Jon Bright, head of the New Deal for Communities Unit and formerly deputy head of the Social Exclusion Unit, said the new managers would have more clout than people working at a similar level in the past.
Previewing the work of the Social Exclusion Unit's policy action team on neighbourhood management, which is due to report next month, Bright said the new managers would report to a local board.
Community support officers would work alongside them to increase community involvement.
"Up to now we have put people in neighbourhood positions but haven't really given them the authority, power and resources to get things done. It's inevitable that they have ended up banging their heads on brick walls."
Costs, including staffing and administration, of the new system for an estate of 4,500 households would be around £300,000 a year - or £69 per household.
Bright said the system could help the majority of deprived neighbourhoods, in contrast to the New Deal for Communities, which was confined to 39 areas.
He said: "This is a big agenda. It is going to be a big part of the national strategy."

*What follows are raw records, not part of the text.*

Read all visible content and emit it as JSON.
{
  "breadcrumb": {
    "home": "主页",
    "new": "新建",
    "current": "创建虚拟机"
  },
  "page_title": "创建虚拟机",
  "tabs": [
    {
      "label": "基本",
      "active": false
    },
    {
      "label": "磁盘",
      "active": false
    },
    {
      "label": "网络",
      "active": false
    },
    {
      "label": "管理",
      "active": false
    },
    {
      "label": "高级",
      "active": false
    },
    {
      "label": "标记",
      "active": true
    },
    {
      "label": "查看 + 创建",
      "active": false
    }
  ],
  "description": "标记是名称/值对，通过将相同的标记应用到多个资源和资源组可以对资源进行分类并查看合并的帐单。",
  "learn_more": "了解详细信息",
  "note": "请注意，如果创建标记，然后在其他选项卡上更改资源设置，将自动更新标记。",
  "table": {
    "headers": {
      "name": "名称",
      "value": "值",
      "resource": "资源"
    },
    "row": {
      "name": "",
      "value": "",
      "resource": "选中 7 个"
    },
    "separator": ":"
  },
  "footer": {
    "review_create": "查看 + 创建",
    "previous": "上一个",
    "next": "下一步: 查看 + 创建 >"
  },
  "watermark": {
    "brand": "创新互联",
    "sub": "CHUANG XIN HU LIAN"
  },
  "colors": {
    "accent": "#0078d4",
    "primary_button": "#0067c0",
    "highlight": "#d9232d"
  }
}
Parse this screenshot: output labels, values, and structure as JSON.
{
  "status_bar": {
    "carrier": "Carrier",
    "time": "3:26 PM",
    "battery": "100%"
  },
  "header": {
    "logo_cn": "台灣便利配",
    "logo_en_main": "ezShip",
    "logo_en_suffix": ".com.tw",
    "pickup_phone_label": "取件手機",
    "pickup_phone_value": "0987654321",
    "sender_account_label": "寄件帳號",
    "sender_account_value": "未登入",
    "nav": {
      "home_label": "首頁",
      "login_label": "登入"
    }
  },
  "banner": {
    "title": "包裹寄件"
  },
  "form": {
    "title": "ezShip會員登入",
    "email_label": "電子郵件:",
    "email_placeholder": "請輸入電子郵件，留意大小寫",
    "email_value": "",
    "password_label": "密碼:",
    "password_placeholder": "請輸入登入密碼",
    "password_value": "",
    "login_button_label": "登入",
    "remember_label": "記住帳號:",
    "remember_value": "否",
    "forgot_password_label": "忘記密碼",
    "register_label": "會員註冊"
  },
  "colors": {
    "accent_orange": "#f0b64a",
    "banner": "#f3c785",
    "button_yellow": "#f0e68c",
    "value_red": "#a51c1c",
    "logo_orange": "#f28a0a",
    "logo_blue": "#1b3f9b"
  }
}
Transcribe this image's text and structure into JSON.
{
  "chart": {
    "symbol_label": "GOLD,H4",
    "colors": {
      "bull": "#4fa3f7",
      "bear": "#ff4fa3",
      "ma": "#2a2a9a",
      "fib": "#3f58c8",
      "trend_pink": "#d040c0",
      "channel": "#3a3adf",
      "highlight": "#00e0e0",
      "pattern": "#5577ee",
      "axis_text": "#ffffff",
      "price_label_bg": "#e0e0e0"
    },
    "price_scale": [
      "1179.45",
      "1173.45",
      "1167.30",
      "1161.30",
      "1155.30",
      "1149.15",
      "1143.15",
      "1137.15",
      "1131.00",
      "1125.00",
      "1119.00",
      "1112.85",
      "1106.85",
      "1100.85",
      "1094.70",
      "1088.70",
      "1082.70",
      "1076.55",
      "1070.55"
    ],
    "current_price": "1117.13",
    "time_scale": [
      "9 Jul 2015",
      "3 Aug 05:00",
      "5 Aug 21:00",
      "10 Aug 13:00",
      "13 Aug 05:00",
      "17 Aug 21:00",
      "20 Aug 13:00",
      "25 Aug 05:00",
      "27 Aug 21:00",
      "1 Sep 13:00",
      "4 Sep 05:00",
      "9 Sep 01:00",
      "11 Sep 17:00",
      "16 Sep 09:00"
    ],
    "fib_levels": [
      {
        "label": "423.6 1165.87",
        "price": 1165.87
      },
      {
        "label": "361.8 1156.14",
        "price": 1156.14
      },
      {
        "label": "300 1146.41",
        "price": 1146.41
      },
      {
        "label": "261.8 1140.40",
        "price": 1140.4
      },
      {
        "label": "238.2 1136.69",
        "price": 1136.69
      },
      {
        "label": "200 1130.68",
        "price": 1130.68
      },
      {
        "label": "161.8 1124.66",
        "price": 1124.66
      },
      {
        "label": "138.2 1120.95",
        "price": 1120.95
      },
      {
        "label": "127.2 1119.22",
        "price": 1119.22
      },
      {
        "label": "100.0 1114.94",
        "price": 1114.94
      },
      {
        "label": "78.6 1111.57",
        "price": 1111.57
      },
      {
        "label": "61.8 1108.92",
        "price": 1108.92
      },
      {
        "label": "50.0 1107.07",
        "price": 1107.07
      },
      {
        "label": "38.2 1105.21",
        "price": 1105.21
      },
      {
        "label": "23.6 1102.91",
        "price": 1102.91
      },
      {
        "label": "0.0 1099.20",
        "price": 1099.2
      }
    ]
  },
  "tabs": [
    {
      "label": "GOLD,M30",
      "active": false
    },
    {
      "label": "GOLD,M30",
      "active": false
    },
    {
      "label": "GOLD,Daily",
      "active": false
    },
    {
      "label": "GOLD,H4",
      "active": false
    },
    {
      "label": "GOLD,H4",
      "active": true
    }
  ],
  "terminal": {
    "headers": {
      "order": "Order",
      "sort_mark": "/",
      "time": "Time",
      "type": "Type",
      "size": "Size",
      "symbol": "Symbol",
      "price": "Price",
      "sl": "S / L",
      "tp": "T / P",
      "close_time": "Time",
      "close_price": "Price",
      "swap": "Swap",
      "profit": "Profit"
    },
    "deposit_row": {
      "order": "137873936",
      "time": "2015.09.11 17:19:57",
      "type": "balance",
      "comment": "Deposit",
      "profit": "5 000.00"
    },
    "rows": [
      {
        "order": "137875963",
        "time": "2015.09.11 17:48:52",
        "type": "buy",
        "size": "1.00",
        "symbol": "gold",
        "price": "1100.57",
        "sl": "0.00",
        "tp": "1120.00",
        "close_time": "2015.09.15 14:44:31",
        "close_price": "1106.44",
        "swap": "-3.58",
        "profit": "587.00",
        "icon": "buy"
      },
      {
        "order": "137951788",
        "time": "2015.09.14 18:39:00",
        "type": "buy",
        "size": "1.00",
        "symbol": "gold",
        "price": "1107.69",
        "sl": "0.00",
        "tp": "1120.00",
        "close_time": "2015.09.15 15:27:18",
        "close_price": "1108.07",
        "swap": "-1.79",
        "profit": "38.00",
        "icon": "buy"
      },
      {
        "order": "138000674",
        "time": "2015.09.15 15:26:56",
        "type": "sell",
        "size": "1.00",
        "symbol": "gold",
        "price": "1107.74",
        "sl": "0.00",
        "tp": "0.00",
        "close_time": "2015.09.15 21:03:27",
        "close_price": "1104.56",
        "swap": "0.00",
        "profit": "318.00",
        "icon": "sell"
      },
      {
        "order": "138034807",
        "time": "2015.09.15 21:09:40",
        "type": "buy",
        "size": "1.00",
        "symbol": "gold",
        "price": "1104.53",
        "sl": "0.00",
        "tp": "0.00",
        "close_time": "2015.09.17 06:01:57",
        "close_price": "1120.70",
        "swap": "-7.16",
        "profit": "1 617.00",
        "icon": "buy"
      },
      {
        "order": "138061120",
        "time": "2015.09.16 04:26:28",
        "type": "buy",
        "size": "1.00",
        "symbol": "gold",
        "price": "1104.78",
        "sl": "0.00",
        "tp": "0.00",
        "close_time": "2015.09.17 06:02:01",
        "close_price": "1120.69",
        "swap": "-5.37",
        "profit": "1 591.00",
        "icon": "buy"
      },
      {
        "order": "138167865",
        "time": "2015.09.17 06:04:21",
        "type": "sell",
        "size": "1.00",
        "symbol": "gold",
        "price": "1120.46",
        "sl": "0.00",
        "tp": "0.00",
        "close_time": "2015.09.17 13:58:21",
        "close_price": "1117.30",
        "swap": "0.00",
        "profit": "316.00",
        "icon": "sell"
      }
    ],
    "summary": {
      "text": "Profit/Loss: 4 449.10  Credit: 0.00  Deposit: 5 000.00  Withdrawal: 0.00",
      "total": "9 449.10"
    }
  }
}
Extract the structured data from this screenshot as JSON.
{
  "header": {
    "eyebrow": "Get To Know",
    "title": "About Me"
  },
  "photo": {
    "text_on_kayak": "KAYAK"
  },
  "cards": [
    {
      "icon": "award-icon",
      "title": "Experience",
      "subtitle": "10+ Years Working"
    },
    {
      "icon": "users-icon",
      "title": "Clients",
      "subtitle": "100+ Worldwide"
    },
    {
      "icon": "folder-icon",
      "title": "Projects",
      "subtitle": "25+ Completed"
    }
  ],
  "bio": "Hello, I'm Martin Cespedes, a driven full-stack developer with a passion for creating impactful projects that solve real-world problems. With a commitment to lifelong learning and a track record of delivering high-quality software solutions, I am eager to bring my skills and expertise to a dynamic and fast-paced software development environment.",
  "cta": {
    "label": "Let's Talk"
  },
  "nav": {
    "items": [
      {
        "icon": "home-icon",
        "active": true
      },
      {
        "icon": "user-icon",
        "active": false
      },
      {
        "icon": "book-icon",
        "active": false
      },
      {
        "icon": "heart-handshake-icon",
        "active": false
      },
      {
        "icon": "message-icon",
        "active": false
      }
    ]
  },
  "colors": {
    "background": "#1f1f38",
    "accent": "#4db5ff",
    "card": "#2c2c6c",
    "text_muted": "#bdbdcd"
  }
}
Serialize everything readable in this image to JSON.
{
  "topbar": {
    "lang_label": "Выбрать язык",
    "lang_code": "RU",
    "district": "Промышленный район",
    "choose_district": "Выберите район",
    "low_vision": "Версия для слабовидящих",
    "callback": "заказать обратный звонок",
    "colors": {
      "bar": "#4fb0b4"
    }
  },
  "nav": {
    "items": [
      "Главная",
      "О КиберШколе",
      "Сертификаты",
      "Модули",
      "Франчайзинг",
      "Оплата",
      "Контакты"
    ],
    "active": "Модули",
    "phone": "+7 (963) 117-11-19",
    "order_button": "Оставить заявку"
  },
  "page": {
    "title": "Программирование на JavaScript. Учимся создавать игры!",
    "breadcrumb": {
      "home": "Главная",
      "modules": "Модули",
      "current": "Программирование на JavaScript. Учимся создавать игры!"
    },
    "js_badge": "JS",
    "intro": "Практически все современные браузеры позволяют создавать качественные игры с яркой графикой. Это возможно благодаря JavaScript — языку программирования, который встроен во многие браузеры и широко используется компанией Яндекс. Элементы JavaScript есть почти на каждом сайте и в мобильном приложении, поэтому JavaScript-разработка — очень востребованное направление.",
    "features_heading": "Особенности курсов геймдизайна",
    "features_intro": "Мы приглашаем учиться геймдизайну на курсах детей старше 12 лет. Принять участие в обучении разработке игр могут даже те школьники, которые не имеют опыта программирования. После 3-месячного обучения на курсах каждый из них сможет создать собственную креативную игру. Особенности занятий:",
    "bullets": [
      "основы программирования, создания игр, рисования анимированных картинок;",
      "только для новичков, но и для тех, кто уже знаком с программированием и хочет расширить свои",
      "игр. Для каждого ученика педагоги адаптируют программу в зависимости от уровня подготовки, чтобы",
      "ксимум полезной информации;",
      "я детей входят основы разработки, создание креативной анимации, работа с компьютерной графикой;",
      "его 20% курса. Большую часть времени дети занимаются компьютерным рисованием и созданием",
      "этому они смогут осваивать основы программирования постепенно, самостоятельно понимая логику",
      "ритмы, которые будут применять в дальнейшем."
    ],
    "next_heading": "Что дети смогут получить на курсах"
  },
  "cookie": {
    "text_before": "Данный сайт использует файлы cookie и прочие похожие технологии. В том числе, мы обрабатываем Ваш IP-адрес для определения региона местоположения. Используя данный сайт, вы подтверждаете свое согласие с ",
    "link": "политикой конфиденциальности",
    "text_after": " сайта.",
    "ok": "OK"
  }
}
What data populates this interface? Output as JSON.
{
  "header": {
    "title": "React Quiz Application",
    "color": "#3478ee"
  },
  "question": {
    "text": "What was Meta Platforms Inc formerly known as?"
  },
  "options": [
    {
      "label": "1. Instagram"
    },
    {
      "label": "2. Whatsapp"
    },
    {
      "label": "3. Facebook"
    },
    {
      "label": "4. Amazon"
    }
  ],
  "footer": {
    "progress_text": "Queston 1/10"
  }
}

He said for the system to be a success, there would need to be support from above and the willingness to change traditional ways of doing things.
And he hoped the role would attract ambitious, quality people from across the public sector who saw it as a career-enhancing job to take.
Speaking at the same session at the National Housing Federation's chief executives' conference, Joanna Simons, housing director at the London borough of Greenwich warned of "initiativitis". She called for more coherence between the boundaries of different regeneration initiatives and action zones.